Comment va la Terre? On ne le sait pas trop.

Il n’existe pas d’indicateur unique permettant de se faire une idée générale de l’état de l’environnement. Le portrait pourrait être plus clair sur la santé des écosystèmes et sur la richesse de la biodiversité.
Photo: Martin Bernetti Agence France-Presse Il n’existe pas d’indicateur unique permettant de se faire une idée générale de l’état de l’environnement. Le portrait pourrait être plus clair sur la santé des écosystèmes et sur la richesse de la biodiversité.

Pour réaliser n’importe quelle sorte de progrès, mieux vaut d’abord savoir quel objectif précis on poursuit et disposer de moyens de mesurer le chemin parcouru. Contrairement à l’économie, on n’y est pas encore complètement arrivé en matière d’environnement.

Les derniers jours ont été fastes pour qui voulait avoir un portrait complet de notre monde économique. Le Fonds monétaire international a dévoilé coup sur coup cette semaine ses perspectives sur l’état de l’économie mondiale, du secteur financier et des finances publiques. Les Canadiens ont aussi eu droit à plus de détails encore grâce aux bons soins de leur banque centrale, qui dans le rapport mercredi sur sa politique monétaire a brossé le tableau des principaux défis, tendances et risques aussi bien de leur économie que de l’emploi et de la finance. On serait plus embêté, en cette veille du Jour de la Terre, si l’on devait faire le même exercice en matière d’environnement, rapportait le mois dernier l’Organisation de coopération et de développement économiques dans la version provisoire de son rapport Objectif croissance 2018 (en anglais).

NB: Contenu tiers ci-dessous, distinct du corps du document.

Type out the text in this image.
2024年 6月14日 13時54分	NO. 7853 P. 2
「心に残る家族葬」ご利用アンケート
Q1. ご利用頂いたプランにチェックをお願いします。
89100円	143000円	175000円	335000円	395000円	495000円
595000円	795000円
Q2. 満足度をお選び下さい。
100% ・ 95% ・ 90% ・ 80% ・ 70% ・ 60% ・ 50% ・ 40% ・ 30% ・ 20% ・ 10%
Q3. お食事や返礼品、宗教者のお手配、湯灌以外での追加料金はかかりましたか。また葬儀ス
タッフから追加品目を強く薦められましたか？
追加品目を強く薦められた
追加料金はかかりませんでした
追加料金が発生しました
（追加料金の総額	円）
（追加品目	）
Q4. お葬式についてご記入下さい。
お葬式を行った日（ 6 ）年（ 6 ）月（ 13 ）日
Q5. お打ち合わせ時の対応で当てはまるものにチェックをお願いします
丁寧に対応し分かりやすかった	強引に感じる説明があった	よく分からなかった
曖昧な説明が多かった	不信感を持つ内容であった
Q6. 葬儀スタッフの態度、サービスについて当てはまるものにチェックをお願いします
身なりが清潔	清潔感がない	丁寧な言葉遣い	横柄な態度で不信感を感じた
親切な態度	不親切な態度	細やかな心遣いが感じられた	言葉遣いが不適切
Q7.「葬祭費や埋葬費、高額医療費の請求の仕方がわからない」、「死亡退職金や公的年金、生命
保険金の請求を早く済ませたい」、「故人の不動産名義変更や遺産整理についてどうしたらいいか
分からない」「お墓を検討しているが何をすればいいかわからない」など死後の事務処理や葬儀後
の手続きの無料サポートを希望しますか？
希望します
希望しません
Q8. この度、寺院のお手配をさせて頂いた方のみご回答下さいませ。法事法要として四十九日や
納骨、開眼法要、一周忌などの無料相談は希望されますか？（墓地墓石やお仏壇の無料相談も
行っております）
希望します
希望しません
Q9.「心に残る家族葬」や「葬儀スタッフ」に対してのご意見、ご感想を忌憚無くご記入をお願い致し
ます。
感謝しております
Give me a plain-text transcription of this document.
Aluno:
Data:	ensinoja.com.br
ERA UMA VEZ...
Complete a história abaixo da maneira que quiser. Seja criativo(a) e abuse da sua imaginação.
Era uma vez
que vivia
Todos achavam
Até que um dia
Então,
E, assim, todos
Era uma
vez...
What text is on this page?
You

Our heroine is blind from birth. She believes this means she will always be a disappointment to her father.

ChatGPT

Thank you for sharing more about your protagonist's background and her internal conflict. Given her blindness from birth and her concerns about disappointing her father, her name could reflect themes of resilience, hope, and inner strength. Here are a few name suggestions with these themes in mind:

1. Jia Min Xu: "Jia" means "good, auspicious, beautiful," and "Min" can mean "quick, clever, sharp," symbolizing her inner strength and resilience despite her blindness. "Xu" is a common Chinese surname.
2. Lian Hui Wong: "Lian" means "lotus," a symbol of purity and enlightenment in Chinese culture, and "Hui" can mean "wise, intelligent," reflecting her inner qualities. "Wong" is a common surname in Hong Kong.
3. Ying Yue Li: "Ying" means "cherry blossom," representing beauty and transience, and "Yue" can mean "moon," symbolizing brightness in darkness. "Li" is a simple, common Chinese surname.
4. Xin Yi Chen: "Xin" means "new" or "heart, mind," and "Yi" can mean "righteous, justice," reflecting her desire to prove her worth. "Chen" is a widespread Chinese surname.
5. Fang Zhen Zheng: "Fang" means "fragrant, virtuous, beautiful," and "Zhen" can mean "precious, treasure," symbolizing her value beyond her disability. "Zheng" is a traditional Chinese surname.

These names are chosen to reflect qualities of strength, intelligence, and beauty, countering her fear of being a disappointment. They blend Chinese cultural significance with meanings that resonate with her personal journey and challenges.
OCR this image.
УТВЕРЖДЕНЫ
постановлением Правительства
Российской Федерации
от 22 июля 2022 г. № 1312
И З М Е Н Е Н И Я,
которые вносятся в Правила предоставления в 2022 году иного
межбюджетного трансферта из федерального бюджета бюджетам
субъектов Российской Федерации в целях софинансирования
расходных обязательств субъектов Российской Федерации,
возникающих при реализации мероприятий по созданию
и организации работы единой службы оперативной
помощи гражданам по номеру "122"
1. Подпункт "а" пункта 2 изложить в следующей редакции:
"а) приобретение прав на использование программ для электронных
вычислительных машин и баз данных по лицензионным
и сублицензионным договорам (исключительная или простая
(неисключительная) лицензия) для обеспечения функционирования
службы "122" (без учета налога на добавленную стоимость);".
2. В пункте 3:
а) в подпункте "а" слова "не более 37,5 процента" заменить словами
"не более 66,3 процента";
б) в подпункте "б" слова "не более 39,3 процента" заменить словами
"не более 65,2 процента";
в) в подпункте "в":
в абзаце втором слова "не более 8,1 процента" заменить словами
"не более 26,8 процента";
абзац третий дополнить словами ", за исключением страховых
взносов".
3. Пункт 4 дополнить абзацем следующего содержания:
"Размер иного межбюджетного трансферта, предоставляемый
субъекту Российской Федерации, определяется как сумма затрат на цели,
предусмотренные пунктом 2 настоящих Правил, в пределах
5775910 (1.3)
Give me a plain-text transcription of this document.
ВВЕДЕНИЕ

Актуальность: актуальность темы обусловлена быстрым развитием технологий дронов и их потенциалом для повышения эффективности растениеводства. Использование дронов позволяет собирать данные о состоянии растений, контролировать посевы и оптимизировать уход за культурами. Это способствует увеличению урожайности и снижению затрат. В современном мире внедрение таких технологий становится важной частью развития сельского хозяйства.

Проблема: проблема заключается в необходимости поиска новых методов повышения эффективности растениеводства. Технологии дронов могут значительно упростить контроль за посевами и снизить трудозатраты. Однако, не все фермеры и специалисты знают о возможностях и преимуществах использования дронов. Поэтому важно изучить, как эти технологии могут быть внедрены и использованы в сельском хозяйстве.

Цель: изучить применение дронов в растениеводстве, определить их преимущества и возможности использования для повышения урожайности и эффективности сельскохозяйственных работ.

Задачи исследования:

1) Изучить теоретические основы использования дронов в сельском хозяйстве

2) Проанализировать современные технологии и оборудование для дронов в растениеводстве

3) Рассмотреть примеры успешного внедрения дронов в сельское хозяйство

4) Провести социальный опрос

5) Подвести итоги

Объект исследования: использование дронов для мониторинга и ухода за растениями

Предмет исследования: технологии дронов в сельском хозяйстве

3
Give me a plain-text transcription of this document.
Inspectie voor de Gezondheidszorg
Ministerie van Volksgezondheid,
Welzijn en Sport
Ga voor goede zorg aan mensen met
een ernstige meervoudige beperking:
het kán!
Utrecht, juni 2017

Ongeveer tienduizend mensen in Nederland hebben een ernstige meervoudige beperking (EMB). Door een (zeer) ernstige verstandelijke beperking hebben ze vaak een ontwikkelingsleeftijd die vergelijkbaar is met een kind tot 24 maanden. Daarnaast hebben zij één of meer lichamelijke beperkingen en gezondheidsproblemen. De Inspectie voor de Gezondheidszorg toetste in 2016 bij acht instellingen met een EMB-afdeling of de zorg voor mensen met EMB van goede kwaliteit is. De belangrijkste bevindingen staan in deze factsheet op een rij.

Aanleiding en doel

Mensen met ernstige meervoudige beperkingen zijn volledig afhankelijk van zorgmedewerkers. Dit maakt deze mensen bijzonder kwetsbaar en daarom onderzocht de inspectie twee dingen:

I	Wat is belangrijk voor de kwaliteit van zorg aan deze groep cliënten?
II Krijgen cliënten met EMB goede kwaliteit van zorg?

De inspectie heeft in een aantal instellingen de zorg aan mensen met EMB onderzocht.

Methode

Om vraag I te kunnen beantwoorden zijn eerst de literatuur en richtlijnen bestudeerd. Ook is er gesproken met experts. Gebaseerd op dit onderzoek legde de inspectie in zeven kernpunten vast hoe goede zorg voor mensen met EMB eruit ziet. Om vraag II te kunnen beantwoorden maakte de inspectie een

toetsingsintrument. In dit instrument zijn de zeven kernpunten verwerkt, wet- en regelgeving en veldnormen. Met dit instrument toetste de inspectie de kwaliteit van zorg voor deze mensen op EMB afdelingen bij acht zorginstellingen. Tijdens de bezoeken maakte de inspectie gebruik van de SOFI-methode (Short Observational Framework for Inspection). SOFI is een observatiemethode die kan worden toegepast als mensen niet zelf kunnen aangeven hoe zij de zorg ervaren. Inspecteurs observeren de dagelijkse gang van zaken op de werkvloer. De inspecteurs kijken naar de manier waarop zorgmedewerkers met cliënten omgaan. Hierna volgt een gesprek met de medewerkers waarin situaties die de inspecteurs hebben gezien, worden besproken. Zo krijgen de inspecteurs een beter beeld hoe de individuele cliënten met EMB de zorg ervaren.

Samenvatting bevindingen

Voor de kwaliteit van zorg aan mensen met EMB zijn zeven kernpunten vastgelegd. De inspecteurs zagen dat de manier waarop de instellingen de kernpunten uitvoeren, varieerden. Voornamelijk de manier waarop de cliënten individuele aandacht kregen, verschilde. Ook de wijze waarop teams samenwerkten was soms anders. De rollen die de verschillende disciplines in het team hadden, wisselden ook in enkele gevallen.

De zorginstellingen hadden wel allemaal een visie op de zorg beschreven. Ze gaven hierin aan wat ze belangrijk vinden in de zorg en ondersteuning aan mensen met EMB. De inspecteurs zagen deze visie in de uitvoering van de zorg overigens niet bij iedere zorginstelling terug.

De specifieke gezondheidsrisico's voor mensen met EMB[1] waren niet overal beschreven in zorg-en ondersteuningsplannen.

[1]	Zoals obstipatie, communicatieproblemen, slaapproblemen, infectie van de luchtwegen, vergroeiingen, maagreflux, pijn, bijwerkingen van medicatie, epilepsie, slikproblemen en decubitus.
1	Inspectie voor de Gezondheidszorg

Non seulement n’existe-t-il pas d’indicateur unique — un peu comme la mesure du produit intérieur brut (PIB) pour l’économie — permettant de se faire une idée générale de l’état de l’environnement, mais de larges pans de l’état de santé de notre planète restent mal connus faute d’outils de mesure, de ressources pour collecter ces informations ou simplement d’intérêt de la part des décideurs, constatent les experts de l’OCDE.

Certains font mieux que d’autres, précise-t-on. Des phénomènes qui occupent une place centrale dans nos sociétés, comme les émissions de CO2 et la crise existentielle des changements climatiques, peuvent compter sur une masse substantielle et grandissante de mesures empiriques comparables à travers le temps et entre les pays. C’est vrai aussi pour d’autres phénomènes, comme la pollution de l’air, la gestion des terres ou l’utilisation de ressources naturelles non renouvelables.

Les données fiables et comparables se font plus rares lorsqu’il est question des problèmes tout aussi vitaux de la pollution de l’eau et de son accès. Le portrait pourrait être plus clair aussi sur la gestion des déchets, la santé des écosystèmes, la richesse de la biodiversité ou la force véritable des politiques environnementales. Il faudrait aussi trouver des indicateurs pour des concepts plus complexes, mais non moins cruciaux, comme le degré d’exposition des populations aux risques de chocs environnementaux sur l’économie, la santé, l’eau ou les récoltes.

Miroir, miroir…

L’intérêt de développer des indicateurs environnementaux est d’avoir une idée plus claire de la réalité et de son évolution, bonnes ou mauvaises. Cela permet aussi d’observer les relations entre les phénomènes environnementaux et d’autres facteurs, notamment économiques.

Signe des temps, ou de la difficulté de la tâche, on cherche souvent à mesurer un bien environnemental en lui attribuant une valeur économique. C’est ainsi que des experts ont calculé que les coûts de la pollution de l’air pourraient s’élever entre 9 et 12 % du PIB mondial d’ici 2060, en tenant compte des coûts de santé, de l’absentéisme au travail, de la plus faible productivité et même du prix qu’on pourrait attribuer aux souffrances et au décès prématuré de six à neuf millions de personnes par année.

Moins tirés par les cheveux, les indicateurs disponibles permettent déjà de faire des constats instructifs. On peut voir, par exemple, que si la moyenne des pays développés est parvenue, en 20 ans, à réduire (légèrement) ses émissions de CO2 en dépit d’une augmentation des deux tiers de son PIB, c’est en partie parce qu’ils ont déménagé leur production dans les économies en développement. On peut voir aussi que loin de reculer, les rejets de CO2 du Canada ont augmenté du quart, durant la même période, et ce, malgré un transfert trois fois plus important de sa production et de ses émissions de CO2 vers l’étranger.

Preuve que l’accès à plus de données n’implique pas qu’on aimera ce qu’on y verra.